Whitney doesn’t speak directly toward assurance, but his point–that physical activity affects our spiritual condition–does have bearing on the issue. Like a lack of sleep can increase opportunity for doubts to creep into a tired, unguarded mind (see Carson’s quote above), so a lack of exercise can contribute to spiritual dryness and dullness.

Of course, there is always the danger of giving too much time and attention to sleep and physical exercise. Scripture is clear that laziness is contrary to our design and God’s will for our lives, so indulgence in sleep should be avoided (see Prov 12:11, 27; 13:4; 19:15, 24; 20:4; 21:5; 26:15  20:4; 21:5; 24:33-34). And we may be called to give up our health for the sake of Christ (Luke 9:25; 2 Cor 6:3-10; 11:23-27).

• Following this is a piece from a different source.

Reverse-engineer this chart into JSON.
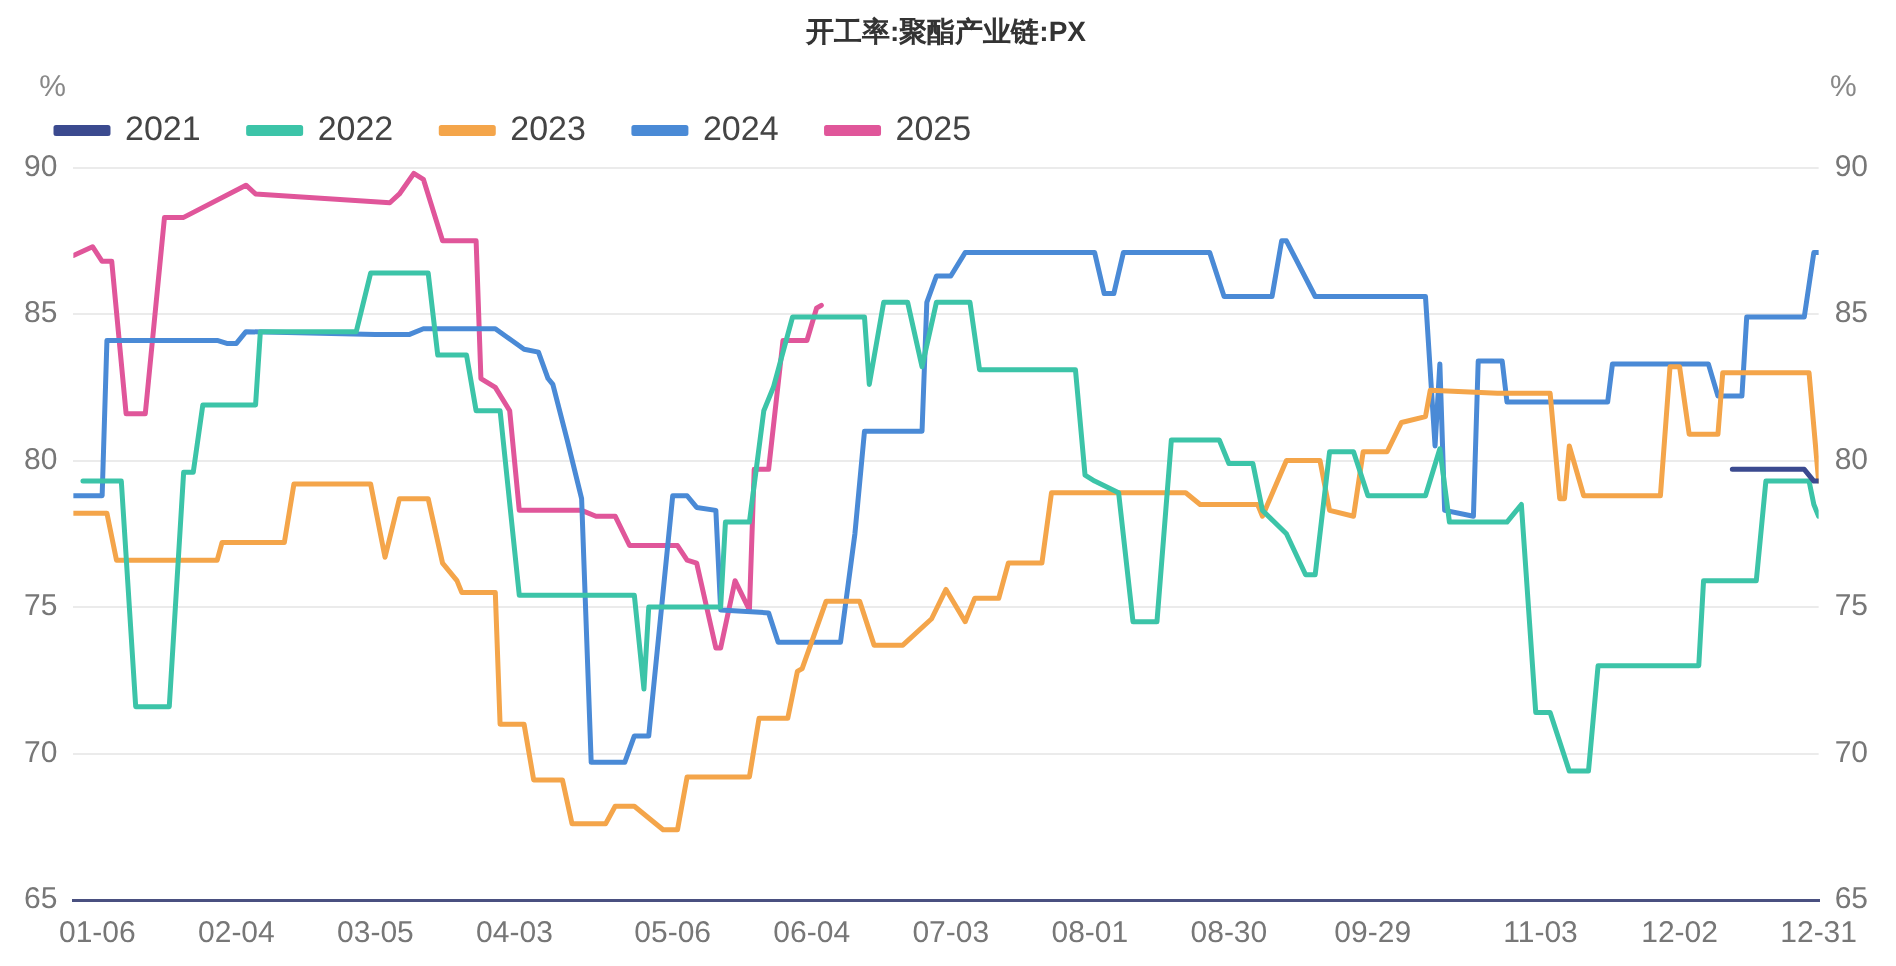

We take care of our bodies through regular sleep and exercise, therefore, not to attain peak physical shape, but to maintain a clear sight of Jesus and the assurance of our final salvation so that we might labor diligently during our short time on earth. John Piper says it well: “It may seem paradoxical, but that’s the way it is: The right use of your body and your mind may enable you to see so much of God that you would sacrifice your life for Christ” (When I Don’t Desire God, 203). So, in your pursuit of full assurance, get some sleep, get some exercise, and be willing to lay down both for the sake of Jesus.